在雾气氤氲中,把下巴浸在浴缸里咕噜咕噜吐着泡泡的薇拉:“……”
大致扫一遍整间屋子值钱东西位置要不了多久,而且她也不是第一次查看地图了——先前无论是换衣、晚餐、饭后甜点、露台赏景——凡是能得个空不用时时刻刻应付泪光闪闪看着她的罗森特夫人时,她都会抽空看一眼地图默背两下,这会儿终于在洗澡时得到了一段完整的独处放松时间,她整个人泡在热水里发了很久的呆,直到水温渐冷才想起来起身擦干,穿上放在一旁的崭新睡裙开门,走到房间里。

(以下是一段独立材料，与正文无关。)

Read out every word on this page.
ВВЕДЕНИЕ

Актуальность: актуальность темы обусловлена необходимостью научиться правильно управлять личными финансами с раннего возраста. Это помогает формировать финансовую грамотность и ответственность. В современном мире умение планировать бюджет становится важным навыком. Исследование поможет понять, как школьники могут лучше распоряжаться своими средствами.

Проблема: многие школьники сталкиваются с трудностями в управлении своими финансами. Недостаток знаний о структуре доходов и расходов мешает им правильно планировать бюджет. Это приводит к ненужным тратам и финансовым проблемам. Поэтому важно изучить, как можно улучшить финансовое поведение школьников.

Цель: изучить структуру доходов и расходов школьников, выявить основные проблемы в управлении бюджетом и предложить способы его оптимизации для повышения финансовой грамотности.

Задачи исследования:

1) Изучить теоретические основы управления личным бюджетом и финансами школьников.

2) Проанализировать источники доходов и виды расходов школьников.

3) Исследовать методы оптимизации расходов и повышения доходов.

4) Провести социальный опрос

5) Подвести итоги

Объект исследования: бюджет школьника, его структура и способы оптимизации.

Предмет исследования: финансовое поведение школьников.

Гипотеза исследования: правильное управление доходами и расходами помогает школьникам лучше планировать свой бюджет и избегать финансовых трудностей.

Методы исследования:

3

1899年,特斯拉的交流电已经在电流大战中击败了爱迪生的直流电广泛应用于市场,这栋占据金字塔尖财富等级的富人宅邸自然走在时代前沿,已经配备了电灯、风扇、电熨斗,还有串联起主人房和仆人房以便随时传唤佣人的电铃,整体氛围……到处都是精美的墙纸、工艺高超的石膏线以及擦得锃亮的橡木地板,看上去简直已经跟充斥西部风格和粗犷暴力的《荒野大镖客2》没什么关系了,非要说这画风可能更接近于薇拉前世看的外国年代片里的布景,比如唐顿庄园什么的……虽说那个不是美国背景时代也不太对,但总之差不多那意思吧,嗯。

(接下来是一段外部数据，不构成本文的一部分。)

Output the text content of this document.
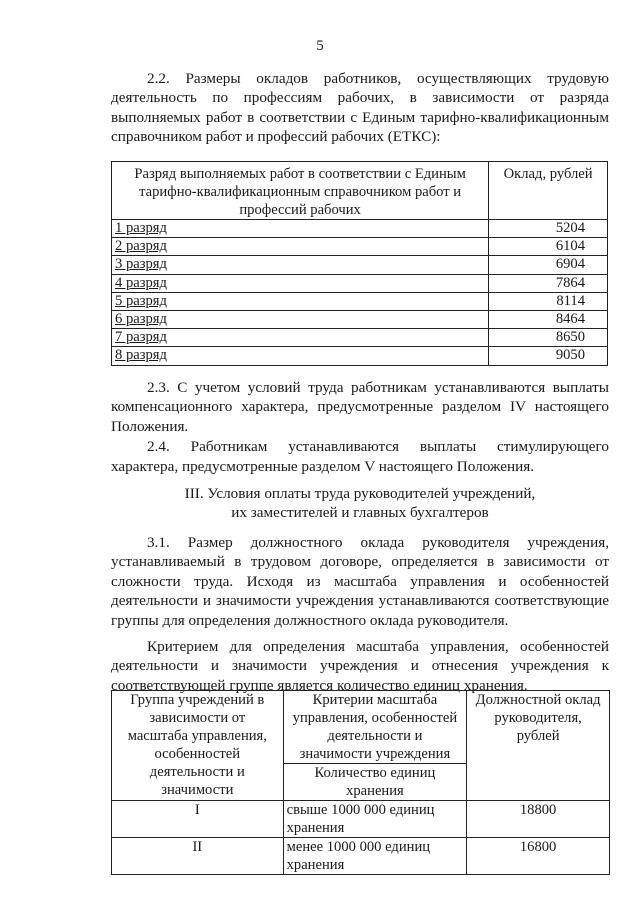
5

2.2. Размеры окладов работников, осуществляющих трудовую деятельность по профессиям рабочих, в зависимости от разряда выполняемых работ в соответствии с Единым тарифно-квалификационным справочником работ и профессий рабочих (ЕТКС):

Разряд выполняемых работ в соответствии с Единым тарифно-квалификационным справочником работ и профессий рабочих	Оклад, рублей
1 разряд	5204
2 разряд	6104
3 разряд	6904
4 разряд	7864
5 разряд	8114
6 разряд	8464
7 разряд	8650
8 разряд	9050

2.3. С учетом условий труда работникам устанавливаются выплаты компенсационного характера, предусмотренные разделом IV настоящего Положения.

2.4. Работникам устанавливаются выплаты стимулирующего характера, предусмотренные разделом V настоящего Положения.

III. Условия оплаты труда руководителей учреждений,

их заместителей и главных бухгалтеров

3.1. Размер должностного оклада руководителя учреждения, устанавливаемый в трудовом договоре, определяется в зависимости от сложности труда. Исходя из масштаба управления и особенностей деятельности и значимости учреждения устанавливаются соответствующие группы для определения должностного оклада руководителя.

Критерием для определения масштаба управления, особенностей деятельности и значимости учреждения и отнесения учреждения к соответствующей группе является количество единиц хранения.

Группа учреждений в зависимости от масштаба управления, особенностей деятельности и значимости	Критерии масштаба управления, особенностей деятельности и значимости учреждения	Должностной оклад руководителя, рублей
	Количество единиц хранения	
I	свыше 1000 000 единиц хранения	18800
II	менее 1000 000 единиц хранения	16800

而这间房从前属于那个可怜的小女孩艾米丽,明明白白作为替身住进来的薇拉自然而然会被安置在这里,可以看出那个有好命没福享的孩子生前有多受宠惯爱护:名义上是儿童房的卧室实际上宽敞异常,显然是罗森特夫妇从一开始就给女儿准备好了直到成年也无需挪窝,配有浴室和卫生间形成一整个套房,是给孩子安全感归属感拉满的私人空间。

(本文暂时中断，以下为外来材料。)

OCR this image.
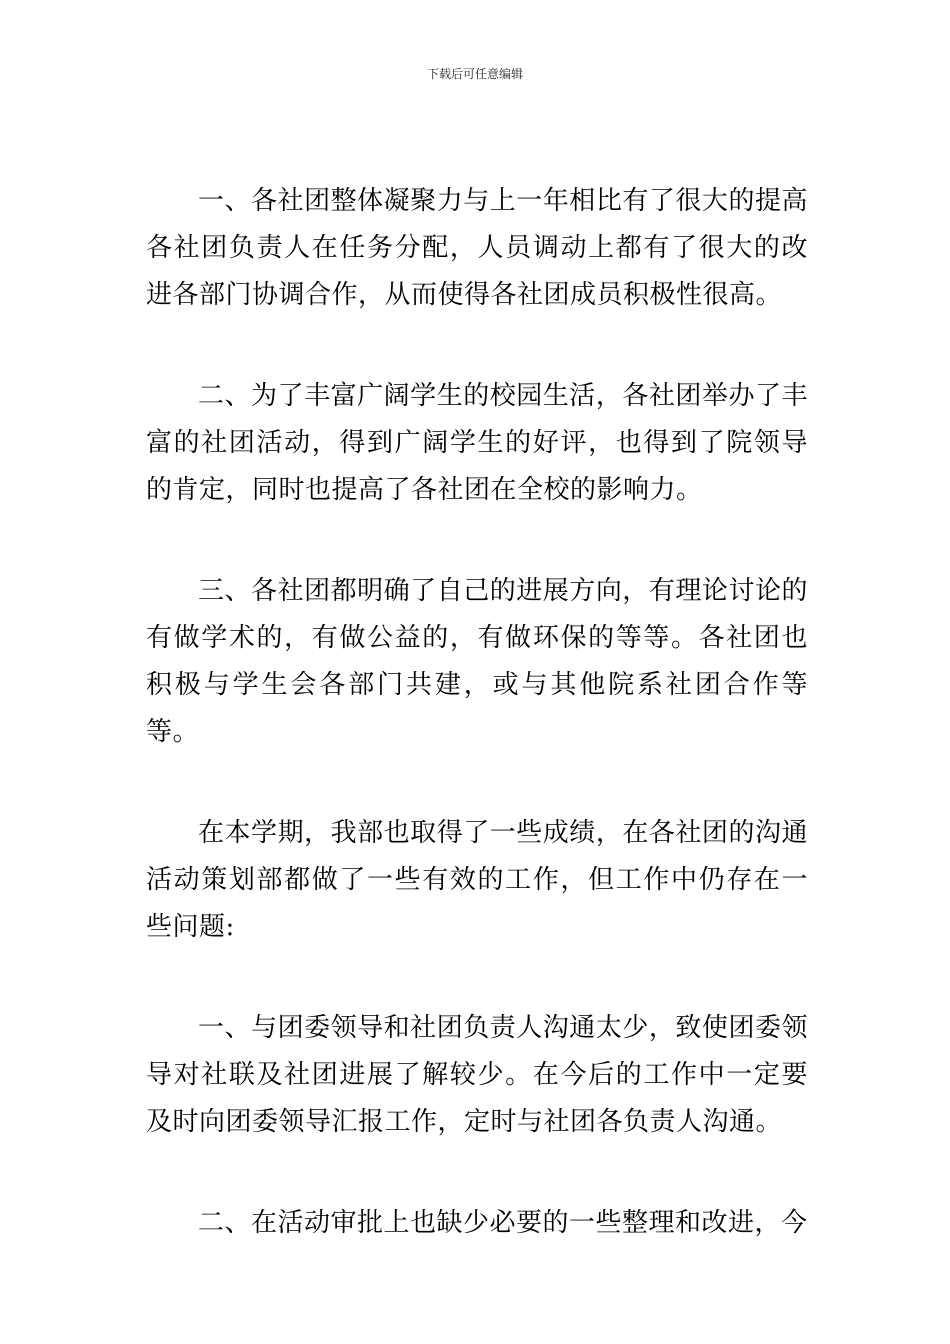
下载后可任意编辑

一、各社团整体凝聚力与上一年相比有了很大的提高各社团负责人在任务分配，人员调动上都有了很大的改进各部门协调合作，从而使得各社团成员积极性很高。

二、为了丰富广阔学生的校园生活，各社团举办了丰富的社团活动，得到广阔学生的好评，也得到了院领导的肯定，同时也提高了各社团在全校的影响力。

三、各社团都明确了自己的进展方向，有理论讨论的有做学术的，有做公益的，有做环保的等等。各社团也积极与学生会各部门共建，或与其他院系社团合作等等。

在本学期，我部也取得了一些成绩，在各社团的沟通活动策划部都做了一些有效的工作，但工作中仍存在一些问题:

一、与团委领导和社团负责人沟通太少，致使团委领导对社联及社团进展了解较少。在今后的工作中一定要及时向团委领导汇报工作，定时与社团各负责人沟通。

二、在活动审批上也缺少必要的一些整理和改进，今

尽管早就入夜,这里却有电灯将房间照得灯火通明,房间四壁贴着底色为奶油白的繁复印花壁纸,上面还间或点缀着几只一看就会被儿童喜爱的小鸟图案,正中一张目测两米以上的四柱大床铺了织着藤蔓花纹的可爱淡粉色床品,下方则压着一张覆盖了大床和周围一大圈地面的绒毯,床头的矮柜上摆着一排精美的瓷娃娃,每一个都穿着不同年代风格的小裙子,各种蕾丝缎带珍珠扣一应俱全,细致得完全不输真正的服装,而且显然这样的娃娃衣服不只玩具身上这几套——透过旁边那个做成迷你衣柜形状的匣子的玻璃前盖可以看到里面全是各式各样的小衣服和配饰;
而床的另一侧,只见打磨得油光锃亮的黑胡桃木梳妆台上摆着些精致漂亮的瓶瓶罐罐,书架上也满满登登摆放着许多精美书籍,从小孩子的童话本到大些的启蒙读物,再到青少年期各国名著,甚至各方向专业知识的书籍——完全就是一位因为想象不出孩子长大后会喜欢哪一种于是干脆能想到全堆过来的母亲的心意,都在这里被精心保存着丝毫不曾落灰,静静等候那个根本不可能有朝一日翻开它们的、已经和这些书不在同一个世界的小主人。
当然,以上所有细节薇拉全都看不清,实际上那都是她去洗澡之前被罗森特夫人拉着整屋走了一大圈挨个介绍的,而让她心头压力倍增的是——哪怕她都在浴缸里泡了那么久,这位执着的母亲也依然耐心守在房里没有离去,见她出来随即从床边站起,拿着一柄梳子对她露出柔和的微笑,招了招手:
“过来坐下,我的孩子,让我帮你把头发梳一梳。”
“……”
尽管相处几个小时已经多少习惯了一些,也至少不再眼眶发红随时一副要落泪的样子了,但那种对方在看你、但你明知她是在你身上找某种影子的感觉还是让薇拉不太舒服,然而哪怕心里八百个别扭不情愿,现实里她还是垂着眼睛乖乖走过去坐上梳妆台前那张椅子,在深呼吸中默默催眠自己是一只超大号芭比娃娃,就这样尽可能表现出顺从甚至努力演出享受的感觉,在镜前闭着眼睛任由摆布。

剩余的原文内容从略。